India has signed agreement with Switzerland for automatic sharing of tax-related information from January 1, 2018 with an aim to combat black money.

Prior to it, India had to ask Switzerland for specific bits of information against the Indian account holder in Swiss banks. But due to its earlier secretive laws it could delay or deny information altogether.

Background

Switzerland always has been at centre of debate on black money allegedly stashed by Indians abroad. It is infamously known for very strong secrecy walls around its banking practices till few years ago. In recent past, huge global pressure has resulted in Switzerland relenting on tough secrecy clauses its local laws gave to banks.

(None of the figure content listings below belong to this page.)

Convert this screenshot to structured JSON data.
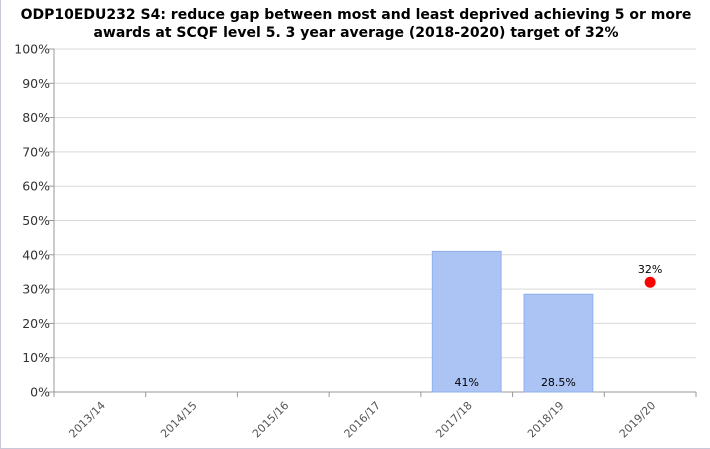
{
  "chart_data": {
    "type": "bar",
    "title_lines": [
      "ODP10EDU232 S4: reduce gap between most and least deprived achieving 5 or more",
      "awards at SCQF level 5. 3 year average (2018-2020) target of 32%"
    ],
    "categories": [
      "2013/14",
      "2014/15",
      "2015/16",
      "2016/17",
      "2017/18",
      "2018/19",
      "2019/20"
    ],
    "series": [
      {
        "type": "bar",
        "values": [
          null,
          null,
          null,
          null,
          41,
          28.5,
          null
        ],
        "labels": [
          "",
          "",
          "",
          "",
          "41%",
          "28.5%",
          ""
        ],
        "color": "#abc4f4",
        "border": "#8fb0ee"
      },
      {
        "type": "point",
        "values": [
          null,
          null,
          null,
          null,
          null,
          null,
          32
        ],
        "labels": [
          "",
          "",
          "",
          "",
          "",
          "",
          "32%"
        ],
        "color": "#ff0000"
      }
    ],
    "ylim": [
      0,
      100
    ],
    "yticks": [
      0,
      10,
      20,
      30,
      40,
      50,
      60,
      70,
      80,
      90,
      100
    ],
    "ytick_labels": [
      "0%",
      "10%",
      "20%",
      "30%",
      "40%",
      "50%",
      "60%",
      "70%",
      "80%",
      "90%",
      "100%"
    ],
    "grid": true,
    "legend": "none"
  }
}
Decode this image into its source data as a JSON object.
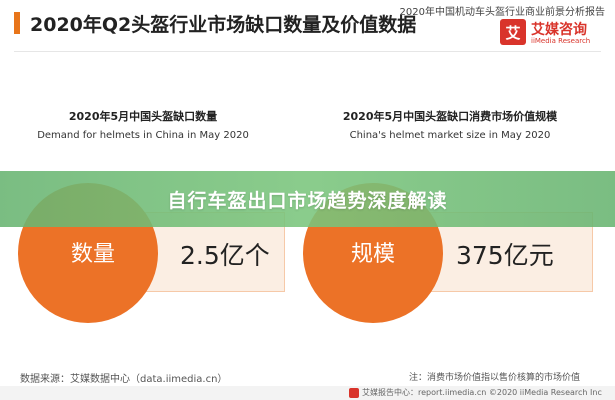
{
  "header": {
    "title": "2020年Q2头盔行业市场缺口数量及价值数据",
    "report_label": "2020年中国机动车头盔行业商业前景分析报告",
    "logo": {
      "mark": "艾",
      "name": "艾媒咨询",
      "subtitle": "iiMedia Research"
    },
    "accent_color": "#e8751a",
    "brand_color": "#d9342b"
  },
  "banner": {
    "text": "自行车盔出口市场趋势深度解读",
    "color": "#6cb873"
  },
  "chart_data": [
    {
      "type": "table",
      "title": "2020年5月中国头盔缺口数量",
      "subtitle": "Demand for helmets in China in May 2020",
      "label": "数量",
      "value": "2.5亿个",
      "circle_color": "#ec7227"
    },
    {
      "type": "table",
      "title": "2020年5月中国头盔缺口消费市场价值规模",
      "subtitle": "China's helmet market size in May 2020",
      "label": "规模",
      "value": "375亿元",
      "circle_color": "#ec7227"
    }
  ],
  "footer": {
    "source": "数据来源：艾媒数据中心（data.iimedia.cn）",
    "note": "注：消费市场价值指以售价核算的市场价值",
    "bottom": "艾媒报告中心：report.iimedia.cn ©2020 iiMedia Research Inc"
  }
}
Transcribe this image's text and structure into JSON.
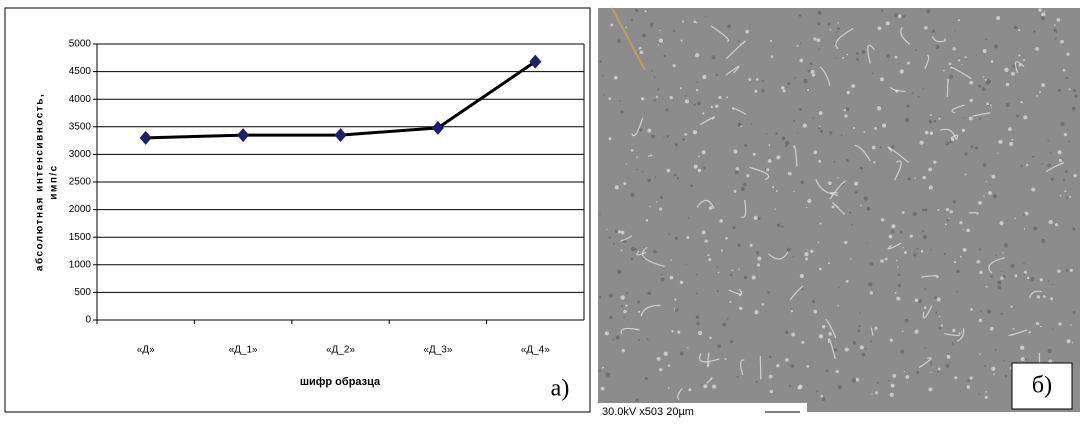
{
  "chart_data": {
    "type": "line",
    "y_label": [
      "абсолютная интенсивность,",
      "имп/с"
    ],
    "x_label": "шифр образца",
    "categories": [
      "«Д»",
      "«Д_1»",
      "«Д_2»",
      "«Д_3»",
      "«Д_4»"
    ],
    "values": [
      3300,
      3350,
      3350,
      3480,
      4680
    ],
    "color": "#000000",
    "marker_color": "#1f1f6b",
    "ylim": [
      0,
      5000
    ],
    "yticks": [
      0,
      500,
      1000,
      1500,
      2000,
      2500,
      3000,
      3500,
      4000,
      4500,
      5000
    ],
    "grid": true
  },
  "labels": {
    "a": "а)",
    "b": "б)",
    "sem_caption": "30.0kV  x503  20µm"
  }
}
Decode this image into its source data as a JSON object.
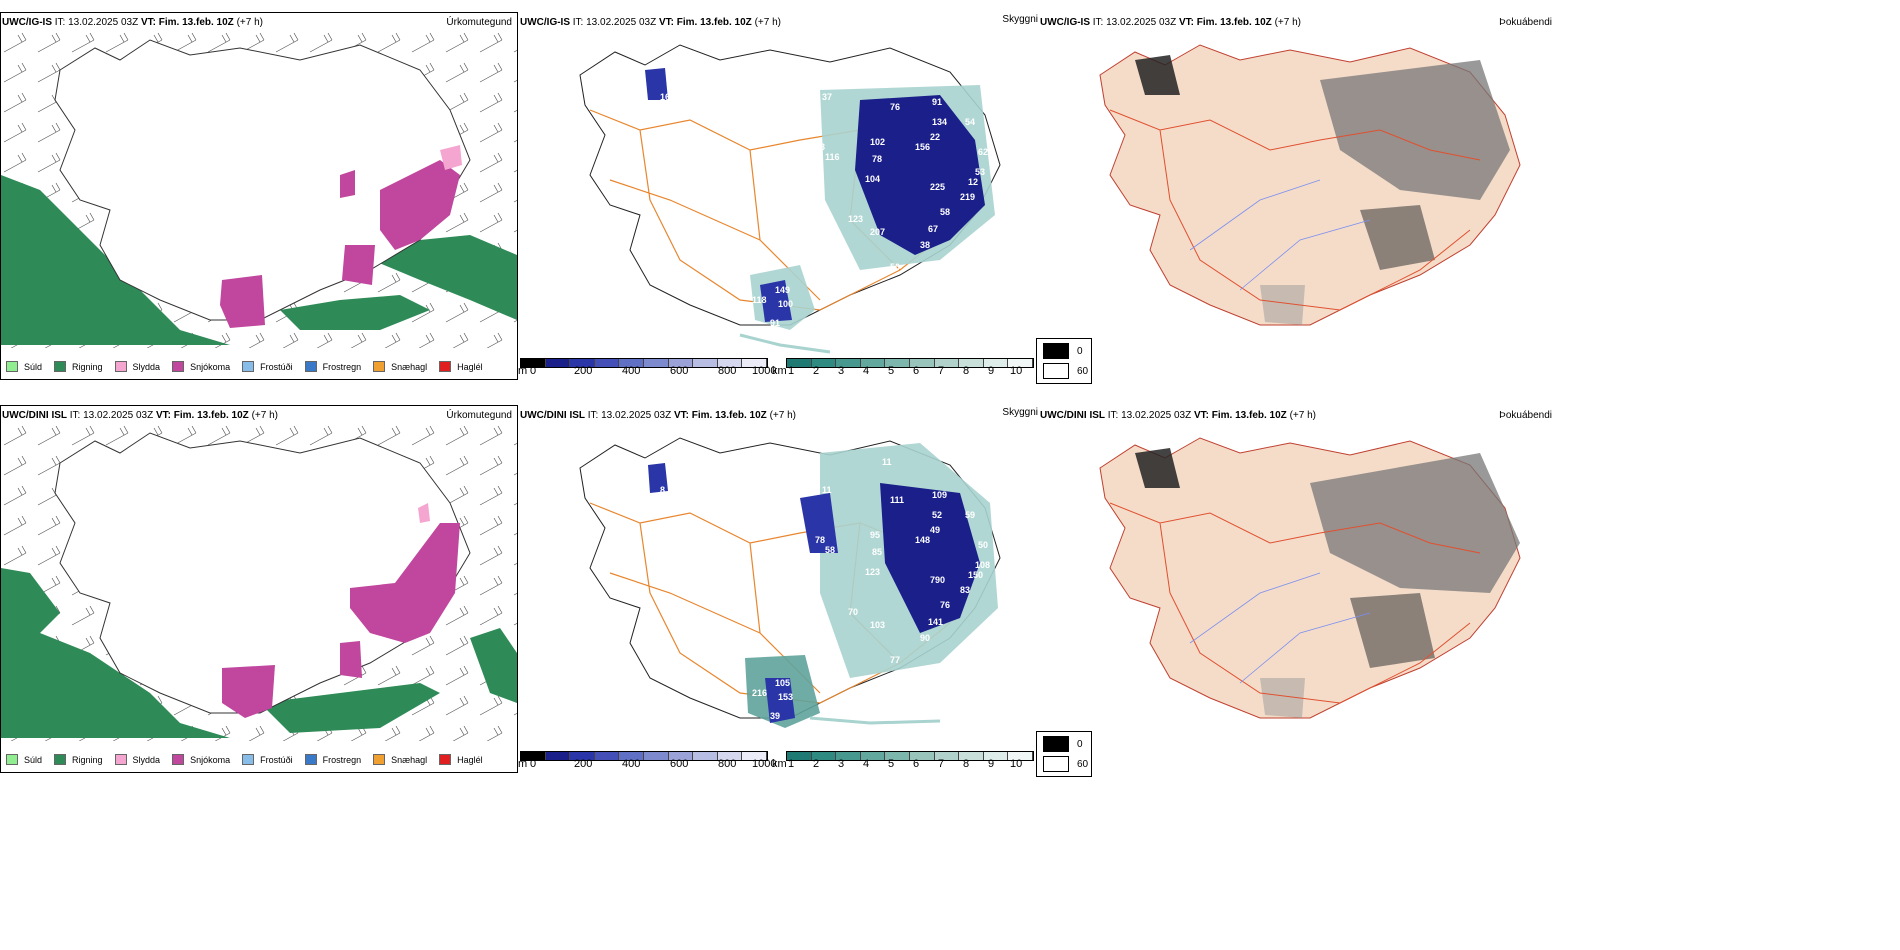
{
  "rows": [
    {
      "model_name": "UWC/IG-IS",
      "it_label": "IT:",
      "it_value": "13.02.2025 03Z",
      "vt_label": "VT:",
      "vt_value": "Fim. 13.feb. 10Z",
      "lead": "(+7 h)",
      "titles": {
        "precip": "Úrkomutegund",
        "ceiling": "Skyggni",
        "fog": "Þokuábendi"
      },
      "ceiling_labels": [
        "16",
        "93",
        "116",
        "76",
        "91",
        "102",
        "78",
        "156",
        "104",
        "22",
        "134",
        "54",
        "62",
        "53",
        "12",
        "219",
        "225",
        "58",
        "67",
        "123",
        "207",
        "38",
        "50",
        "149",
        "118",
        "100",
        "91",
        "37",
        "27"
      ]
    },
    {
      "model_name": "UWC/DINI ISL",
      "it_label": "IT:",
      "it_value": "13.02.2025 03Z",
      "vt_label": "VT:",
      "vt_value": "Fim. 13.feb. 10Z",
      "lead": "(+7 h)",
      "titles": {
        "precip": "Úrkomutegund",
        "ceiling": "Skyggni",
        "fog": "Þokuábendi"
      },
      "ceiling_labels": [
        "8",
        "78",
        "58",
        "111",
        "109",
        "95",
        "85",
        "148",
        "123",
        "49",
        "52",
        "59",
        "50",
        "108",
        "150",
        "83",
        "790",
        "76",
        "141",
        "70",
        "103",
        "90",
        "77",
        "105",
        "216",
        "153",
        "39",
        "11",
        "11"
      ]
    }
  ],
  "precip_legend": [
    {
      "label": "Súld",
      "color": "#90ee90"
    },
    {
      "label": "Rigning",
      "color": "#2e8b57"
    },
    {
      "label": "Slydda",
      "color": "#f4a6d0"
    },
    {
      "label": "Snjókoma",
      "color": "#c0469e"
    },
    {
      "label": "Frostúði",
      "color": "#87bde8"
    },
    {
      "label": "Frostregn",
      "color": "#3a78c8"
    },
    {
      "label": "Snæhagl",
      "color": "#f0a030"
    },
    {
      "label": "Haglél",
      "color": "#e02020"
    }
  ],
  "ceiling_colorbar": {
    "unit": "m",
    "ticks": [
      "0",
      "200",
      "400",
      "600",
      "800",
      "1000"
    ],
    "colors": [
      "#000000",
      "#1b1f8a",
      "#2a35a8",
      "#4450b8",
      "#6070c4",
      "#7e8ace",
      "#9aa2d8",
      "#b8bde3",
      "#d4d7ee",
      "#ebecf7"
    ]
  },
  "visibility_colorbar": {
    "unit": "km",
    "ticks": [
      "1",
      "2",
      "3",
      "4",
      "5",
      "6",
      "7",
      "8",
      "9",
      "10"
    ],
    "colors": [
      "#1e7a73",
      "#2f8a82",
      "#47998f",
      "#62a89e",
      "#7db6ad",
      "#98c4bc",
      "#b1d2cb",
      "#c8dfda",
      "#deecea",
      "#f1f7f6"
    ]
  },
  "fog_legend": [
    {
      "label": "0",
      "color": "#000000"
    },
    {
      "label": "60",
      "color": "#ffffff"
    }
  ]
}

The signing of agreement comes after completion of parliamentary procedure in Switzerland for changing domestic secretive banking laws and signing of mutual agreement between India and Switzerland. Both countries in November 2017 had signed a joint declaration for the implementation of Automatic Exchange of Information (AEOI). It provided that both countries will start collecting data in accordance with global standards in 2018 and exchange it from 2019 onwards. The AEOI conforms to norm set by Organisation for Economic Co-operation and Development (OECD) for tax transparency.

Significance

Under the automatic information exchange framework, confidentiality and data protection requirements is to be strictly followed. This process will ensure that signatory always maintains control over its exchange partners and treatment of data exchanged as per OECD norms. The automatic exchange of information will discourage Indians from stashing black money in Swiss banks.